A decisão israelense tem causado grande crise humanitária em Gaza, em especial na área da saúde, em que os hospitais não conseguem manter os pacientes internados nos equipamentos de manutenção de vida pela falta de energia elétrica. 

Presidente da Rússia ainda defendeu que solução de conflito no Oriente Médio depende da criação do Estado Palestino com Jerusalém Oriental como capital

Wikicommons

Presidente da Rússia classificou nesta sexta-feira (13/10) como ‘inaceitável’ o cerco à Faixa de Gaza

Palestina independente como solução

O presidente russo também falou sobre a disposição da Rússia em mediar uma solução para o conflito entre Israel e Palestina, defendendo uma solução pacífica para a situação, uma vez que “simplesmente não há outra alternativa”. 

“O mais importante é que as vítimas civis serão totalmente inaceitáveis.

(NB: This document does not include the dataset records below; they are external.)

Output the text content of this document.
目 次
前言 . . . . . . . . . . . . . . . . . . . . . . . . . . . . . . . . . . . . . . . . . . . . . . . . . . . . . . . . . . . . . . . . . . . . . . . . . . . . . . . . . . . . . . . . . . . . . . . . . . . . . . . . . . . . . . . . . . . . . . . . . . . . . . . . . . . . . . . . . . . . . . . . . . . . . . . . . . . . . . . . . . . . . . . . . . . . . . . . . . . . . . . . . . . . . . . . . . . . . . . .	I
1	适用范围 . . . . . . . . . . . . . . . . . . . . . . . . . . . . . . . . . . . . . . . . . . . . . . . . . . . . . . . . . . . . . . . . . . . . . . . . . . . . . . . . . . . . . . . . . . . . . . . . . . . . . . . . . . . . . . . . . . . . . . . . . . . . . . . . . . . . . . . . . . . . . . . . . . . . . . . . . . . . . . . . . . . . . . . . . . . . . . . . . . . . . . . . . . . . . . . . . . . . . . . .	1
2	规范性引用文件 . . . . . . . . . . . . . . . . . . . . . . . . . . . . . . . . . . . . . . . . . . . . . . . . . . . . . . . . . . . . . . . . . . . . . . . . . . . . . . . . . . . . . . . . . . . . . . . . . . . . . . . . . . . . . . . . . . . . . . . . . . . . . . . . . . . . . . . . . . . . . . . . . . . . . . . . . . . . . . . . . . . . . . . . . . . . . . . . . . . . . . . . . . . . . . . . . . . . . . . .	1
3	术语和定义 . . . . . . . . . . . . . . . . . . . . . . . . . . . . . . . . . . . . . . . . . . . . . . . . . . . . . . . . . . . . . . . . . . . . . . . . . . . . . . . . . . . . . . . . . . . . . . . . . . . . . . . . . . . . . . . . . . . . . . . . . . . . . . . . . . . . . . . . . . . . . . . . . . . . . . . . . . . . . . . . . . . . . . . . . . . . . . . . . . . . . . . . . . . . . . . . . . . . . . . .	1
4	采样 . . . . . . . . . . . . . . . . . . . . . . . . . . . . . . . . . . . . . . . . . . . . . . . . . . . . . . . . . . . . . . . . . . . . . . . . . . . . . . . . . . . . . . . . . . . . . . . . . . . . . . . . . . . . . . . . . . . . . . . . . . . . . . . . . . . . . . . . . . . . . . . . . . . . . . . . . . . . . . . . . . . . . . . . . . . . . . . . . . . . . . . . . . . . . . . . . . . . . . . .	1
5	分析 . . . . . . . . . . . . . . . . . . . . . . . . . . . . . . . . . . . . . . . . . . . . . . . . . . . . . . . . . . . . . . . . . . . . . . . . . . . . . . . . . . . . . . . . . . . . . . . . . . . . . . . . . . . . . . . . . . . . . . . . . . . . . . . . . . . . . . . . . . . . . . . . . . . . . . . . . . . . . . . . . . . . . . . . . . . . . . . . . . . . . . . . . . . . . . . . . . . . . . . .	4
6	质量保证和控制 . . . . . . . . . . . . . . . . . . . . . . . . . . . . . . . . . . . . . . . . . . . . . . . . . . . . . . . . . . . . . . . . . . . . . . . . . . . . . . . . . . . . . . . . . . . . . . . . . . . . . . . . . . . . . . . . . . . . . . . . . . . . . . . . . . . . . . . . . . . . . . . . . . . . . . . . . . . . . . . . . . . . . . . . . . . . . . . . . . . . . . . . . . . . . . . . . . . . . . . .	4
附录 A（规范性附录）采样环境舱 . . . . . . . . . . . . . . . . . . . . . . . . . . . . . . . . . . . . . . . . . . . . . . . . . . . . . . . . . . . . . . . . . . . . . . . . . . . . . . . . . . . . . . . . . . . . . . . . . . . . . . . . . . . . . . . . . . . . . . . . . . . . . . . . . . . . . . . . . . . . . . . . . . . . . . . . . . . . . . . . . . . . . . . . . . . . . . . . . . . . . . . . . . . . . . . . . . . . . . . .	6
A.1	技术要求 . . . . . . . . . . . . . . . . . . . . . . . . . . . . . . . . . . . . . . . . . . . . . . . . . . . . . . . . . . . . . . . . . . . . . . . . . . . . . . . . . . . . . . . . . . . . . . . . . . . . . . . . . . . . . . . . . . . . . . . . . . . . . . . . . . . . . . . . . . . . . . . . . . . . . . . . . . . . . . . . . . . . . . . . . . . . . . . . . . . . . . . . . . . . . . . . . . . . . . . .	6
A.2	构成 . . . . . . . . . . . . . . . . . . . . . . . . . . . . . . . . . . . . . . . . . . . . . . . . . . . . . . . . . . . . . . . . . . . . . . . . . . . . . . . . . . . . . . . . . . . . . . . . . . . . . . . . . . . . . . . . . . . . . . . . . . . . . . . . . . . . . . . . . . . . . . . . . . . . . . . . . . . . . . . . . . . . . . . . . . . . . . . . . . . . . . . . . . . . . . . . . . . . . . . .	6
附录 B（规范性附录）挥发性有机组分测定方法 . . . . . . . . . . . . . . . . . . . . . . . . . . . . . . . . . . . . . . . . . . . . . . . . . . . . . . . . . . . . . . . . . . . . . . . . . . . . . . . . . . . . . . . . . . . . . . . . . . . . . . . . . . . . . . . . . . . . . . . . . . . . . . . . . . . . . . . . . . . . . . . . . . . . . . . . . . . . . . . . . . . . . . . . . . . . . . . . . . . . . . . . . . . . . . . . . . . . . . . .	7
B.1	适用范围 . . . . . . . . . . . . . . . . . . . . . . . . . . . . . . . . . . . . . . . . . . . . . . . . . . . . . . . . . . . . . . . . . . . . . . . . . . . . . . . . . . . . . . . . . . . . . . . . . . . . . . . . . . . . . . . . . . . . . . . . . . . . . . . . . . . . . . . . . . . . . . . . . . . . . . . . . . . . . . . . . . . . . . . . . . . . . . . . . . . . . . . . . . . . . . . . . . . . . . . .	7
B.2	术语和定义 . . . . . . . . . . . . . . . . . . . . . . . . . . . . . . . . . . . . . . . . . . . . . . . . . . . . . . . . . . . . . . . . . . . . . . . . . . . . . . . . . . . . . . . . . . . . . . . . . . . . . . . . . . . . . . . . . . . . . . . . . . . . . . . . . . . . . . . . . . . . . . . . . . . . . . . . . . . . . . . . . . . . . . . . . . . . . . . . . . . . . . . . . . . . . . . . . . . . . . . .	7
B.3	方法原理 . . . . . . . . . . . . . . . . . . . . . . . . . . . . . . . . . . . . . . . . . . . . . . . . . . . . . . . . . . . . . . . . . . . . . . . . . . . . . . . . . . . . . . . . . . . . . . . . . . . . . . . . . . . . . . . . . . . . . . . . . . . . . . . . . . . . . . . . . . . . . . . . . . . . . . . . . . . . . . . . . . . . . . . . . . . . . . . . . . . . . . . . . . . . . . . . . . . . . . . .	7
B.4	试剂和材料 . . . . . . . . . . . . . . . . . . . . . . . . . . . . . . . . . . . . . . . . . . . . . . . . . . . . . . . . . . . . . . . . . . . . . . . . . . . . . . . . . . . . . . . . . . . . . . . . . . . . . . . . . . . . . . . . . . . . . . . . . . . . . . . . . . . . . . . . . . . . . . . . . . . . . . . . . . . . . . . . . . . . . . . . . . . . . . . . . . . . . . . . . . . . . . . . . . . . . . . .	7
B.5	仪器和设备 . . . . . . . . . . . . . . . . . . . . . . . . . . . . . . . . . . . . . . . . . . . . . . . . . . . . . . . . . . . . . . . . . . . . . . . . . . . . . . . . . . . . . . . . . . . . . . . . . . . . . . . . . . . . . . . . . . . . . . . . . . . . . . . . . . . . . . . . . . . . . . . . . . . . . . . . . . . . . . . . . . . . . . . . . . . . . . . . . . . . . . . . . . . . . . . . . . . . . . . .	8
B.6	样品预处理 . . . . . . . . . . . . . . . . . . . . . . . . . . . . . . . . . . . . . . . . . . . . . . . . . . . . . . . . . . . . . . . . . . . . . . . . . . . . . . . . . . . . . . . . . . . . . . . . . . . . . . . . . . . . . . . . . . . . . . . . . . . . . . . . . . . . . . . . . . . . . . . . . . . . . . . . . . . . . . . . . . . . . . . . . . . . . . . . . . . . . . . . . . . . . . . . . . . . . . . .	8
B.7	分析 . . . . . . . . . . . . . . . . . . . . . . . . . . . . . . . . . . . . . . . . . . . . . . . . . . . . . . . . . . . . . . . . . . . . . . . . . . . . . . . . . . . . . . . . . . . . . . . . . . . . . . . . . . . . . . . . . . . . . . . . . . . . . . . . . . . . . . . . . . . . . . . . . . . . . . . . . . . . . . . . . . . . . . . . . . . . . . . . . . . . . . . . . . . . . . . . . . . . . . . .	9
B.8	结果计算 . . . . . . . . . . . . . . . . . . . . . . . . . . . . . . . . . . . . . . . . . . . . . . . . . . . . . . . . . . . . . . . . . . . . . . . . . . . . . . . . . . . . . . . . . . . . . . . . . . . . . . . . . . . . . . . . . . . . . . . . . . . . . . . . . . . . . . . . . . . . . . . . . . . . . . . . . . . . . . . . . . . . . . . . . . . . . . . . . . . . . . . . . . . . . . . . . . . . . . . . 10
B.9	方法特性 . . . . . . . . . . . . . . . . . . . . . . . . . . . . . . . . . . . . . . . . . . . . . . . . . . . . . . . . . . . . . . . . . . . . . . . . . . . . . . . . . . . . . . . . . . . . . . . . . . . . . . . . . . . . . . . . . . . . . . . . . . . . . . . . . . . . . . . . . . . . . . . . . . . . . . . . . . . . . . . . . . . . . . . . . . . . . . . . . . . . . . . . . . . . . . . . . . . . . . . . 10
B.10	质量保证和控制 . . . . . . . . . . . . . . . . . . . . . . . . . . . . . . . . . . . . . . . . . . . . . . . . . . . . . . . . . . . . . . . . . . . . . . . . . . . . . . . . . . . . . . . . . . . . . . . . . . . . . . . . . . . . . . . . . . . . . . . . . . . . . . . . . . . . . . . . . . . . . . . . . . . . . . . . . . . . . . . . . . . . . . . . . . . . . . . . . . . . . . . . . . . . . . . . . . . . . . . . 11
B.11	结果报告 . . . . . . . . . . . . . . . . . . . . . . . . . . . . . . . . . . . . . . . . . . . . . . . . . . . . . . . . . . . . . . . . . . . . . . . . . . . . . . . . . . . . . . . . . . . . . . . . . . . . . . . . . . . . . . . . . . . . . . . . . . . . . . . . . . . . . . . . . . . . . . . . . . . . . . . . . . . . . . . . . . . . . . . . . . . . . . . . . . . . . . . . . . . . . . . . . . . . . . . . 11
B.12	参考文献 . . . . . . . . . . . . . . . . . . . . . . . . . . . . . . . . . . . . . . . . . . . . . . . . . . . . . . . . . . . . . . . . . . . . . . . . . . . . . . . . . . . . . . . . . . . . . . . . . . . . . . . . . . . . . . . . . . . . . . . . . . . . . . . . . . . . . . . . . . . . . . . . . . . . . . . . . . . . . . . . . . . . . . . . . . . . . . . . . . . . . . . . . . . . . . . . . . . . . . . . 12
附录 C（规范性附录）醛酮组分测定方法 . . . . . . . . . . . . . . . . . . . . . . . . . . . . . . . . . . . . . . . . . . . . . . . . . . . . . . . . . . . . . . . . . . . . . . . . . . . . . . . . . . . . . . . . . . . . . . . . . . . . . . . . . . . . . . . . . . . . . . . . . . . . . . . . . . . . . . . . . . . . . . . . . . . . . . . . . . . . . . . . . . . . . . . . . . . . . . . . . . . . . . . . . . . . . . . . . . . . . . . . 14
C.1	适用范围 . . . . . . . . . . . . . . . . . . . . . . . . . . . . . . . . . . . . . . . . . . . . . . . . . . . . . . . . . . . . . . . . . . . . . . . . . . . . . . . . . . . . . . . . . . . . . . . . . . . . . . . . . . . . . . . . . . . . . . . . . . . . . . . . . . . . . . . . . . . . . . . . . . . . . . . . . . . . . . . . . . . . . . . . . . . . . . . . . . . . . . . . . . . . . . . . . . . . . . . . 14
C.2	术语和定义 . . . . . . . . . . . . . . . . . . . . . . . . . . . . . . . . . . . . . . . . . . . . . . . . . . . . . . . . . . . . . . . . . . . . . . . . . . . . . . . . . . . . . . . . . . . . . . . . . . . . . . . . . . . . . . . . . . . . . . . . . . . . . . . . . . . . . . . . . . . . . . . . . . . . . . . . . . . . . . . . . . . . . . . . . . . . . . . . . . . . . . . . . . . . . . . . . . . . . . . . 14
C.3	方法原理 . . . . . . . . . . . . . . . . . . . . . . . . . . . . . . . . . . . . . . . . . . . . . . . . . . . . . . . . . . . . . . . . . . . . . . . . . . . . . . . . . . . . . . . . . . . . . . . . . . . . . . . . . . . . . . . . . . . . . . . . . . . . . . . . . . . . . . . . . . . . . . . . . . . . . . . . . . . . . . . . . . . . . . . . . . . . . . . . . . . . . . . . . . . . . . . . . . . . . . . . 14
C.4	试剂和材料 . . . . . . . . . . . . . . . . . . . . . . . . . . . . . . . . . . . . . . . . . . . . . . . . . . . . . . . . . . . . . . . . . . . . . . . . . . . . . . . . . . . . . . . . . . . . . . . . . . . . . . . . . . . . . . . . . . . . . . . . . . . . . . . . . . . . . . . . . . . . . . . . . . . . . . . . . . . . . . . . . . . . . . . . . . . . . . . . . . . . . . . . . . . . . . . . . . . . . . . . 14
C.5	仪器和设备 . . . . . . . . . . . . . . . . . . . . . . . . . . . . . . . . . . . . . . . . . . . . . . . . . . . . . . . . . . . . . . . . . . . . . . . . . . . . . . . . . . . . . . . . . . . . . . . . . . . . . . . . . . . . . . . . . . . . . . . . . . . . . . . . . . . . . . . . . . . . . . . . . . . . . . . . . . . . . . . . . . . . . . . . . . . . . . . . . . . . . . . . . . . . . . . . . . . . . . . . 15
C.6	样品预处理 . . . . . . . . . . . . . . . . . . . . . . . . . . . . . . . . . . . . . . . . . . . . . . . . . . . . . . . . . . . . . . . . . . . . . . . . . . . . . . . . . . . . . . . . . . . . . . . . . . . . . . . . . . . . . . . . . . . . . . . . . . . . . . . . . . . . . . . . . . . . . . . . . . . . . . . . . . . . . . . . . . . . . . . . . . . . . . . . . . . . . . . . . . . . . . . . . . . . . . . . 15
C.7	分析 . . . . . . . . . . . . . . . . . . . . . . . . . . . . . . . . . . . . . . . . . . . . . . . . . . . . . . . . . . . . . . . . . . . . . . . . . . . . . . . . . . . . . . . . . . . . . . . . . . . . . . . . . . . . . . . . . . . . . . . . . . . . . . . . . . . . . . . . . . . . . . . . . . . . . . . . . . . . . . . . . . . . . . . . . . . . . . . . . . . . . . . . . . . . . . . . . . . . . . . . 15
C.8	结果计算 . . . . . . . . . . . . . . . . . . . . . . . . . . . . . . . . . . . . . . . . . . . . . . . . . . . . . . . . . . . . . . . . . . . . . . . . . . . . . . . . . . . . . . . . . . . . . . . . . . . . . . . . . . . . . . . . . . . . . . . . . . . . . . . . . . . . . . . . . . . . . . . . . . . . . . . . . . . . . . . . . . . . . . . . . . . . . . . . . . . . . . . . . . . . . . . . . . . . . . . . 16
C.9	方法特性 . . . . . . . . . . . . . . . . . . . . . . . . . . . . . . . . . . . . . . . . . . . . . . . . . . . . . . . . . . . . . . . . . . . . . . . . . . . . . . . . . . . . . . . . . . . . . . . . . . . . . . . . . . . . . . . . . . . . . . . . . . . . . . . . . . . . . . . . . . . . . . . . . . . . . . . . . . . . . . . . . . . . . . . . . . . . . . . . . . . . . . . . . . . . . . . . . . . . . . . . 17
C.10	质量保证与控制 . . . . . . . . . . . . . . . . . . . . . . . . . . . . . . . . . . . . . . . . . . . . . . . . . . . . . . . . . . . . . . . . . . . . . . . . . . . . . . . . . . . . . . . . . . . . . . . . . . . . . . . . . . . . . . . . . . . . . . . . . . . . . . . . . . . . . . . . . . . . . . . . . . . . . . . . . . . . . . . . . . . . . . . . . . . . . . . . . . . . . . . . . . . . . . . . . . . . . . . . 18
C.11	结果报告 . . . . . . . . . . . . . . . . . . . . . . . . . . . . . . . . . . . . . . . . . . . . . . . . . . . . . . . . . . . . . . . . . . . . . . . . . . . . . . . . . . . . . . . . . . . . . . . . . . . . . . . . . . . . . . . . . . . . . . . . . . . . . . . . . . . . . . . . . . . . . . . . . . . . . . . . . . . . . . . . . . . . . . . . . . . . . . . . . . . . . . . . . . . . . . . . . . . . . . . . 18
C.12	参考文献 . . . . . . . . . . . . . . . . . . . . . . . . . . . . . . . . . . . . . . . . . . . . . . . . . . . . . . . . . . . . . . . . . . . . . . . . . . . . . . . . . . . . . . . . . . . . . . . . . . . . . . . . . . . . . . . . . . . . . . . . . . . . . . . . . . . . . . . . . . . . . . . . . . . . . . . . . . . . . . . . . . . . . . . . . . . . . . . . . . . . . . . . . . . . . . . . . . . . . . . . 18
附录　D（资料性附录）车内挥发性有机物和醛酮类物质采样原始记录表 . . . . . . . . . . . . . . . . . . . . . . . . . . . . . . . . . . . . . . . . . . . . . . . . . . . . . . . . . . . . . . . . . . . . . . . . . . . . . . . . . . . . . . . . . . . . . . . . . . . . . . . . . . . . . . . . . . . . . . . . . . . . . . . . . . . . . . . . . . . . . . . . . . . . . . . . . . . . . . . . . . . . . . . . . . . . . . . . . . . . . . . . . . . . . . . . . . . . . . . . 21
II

Há quase dois milhões de pessoas vivendo lá. O principal agora é parar o derramamento de sangue”, sublinhou Putin.

Ele acrescentou também que agora “são mais que desejados os esforços coletivos para um cessar-fogo rápido e estabilização da situação”.

A Rússia acredita que não há outra alternativa nesse conflito além de negociações, disse Putin, acrescentando que a resolução é possível apenas através do estabelecimento de uma Palestina independente com Jerusalém Oriental como sua capital.

Putin acrescentou ainda que considera a escalada dos conflitos no Oriente Médio como resultado da política fracassada dos Estados Unidos.

Segundo ele, os EUA bloquearam sob falsos pretextos o trabalho do “quarteto do Oriente Médio” – grupo formado pela ONU, União Europeia, Rússia e Estados Unidos pela paz na região – e tentaram monopolizar o processo da resolução palestino-israelense. 

O presidente russo ainda acusou Washington de não levar em consideração os interesses dos palestinos. 

Segundo Putin, “os norte-americanos, apoiados por seus aliados europeus, tentaram monopolizar a resolução no Oriente Médio, mas não estavam preocupados em encontrar compromissos aceitáveis para ambos os lados, e certamente nunca tiveram em consideração os interesses fundamentais do povo palestino”.

Apesar do posicionamento pró-palestino, o chefe de Estado da Rússia enfatizou que a escalada sem precedentes do conflito é “uma enorme tragédia para ambos os povos” e que seu país se prontifica a evacuar israelenses e palestinos “a qualquer momento”.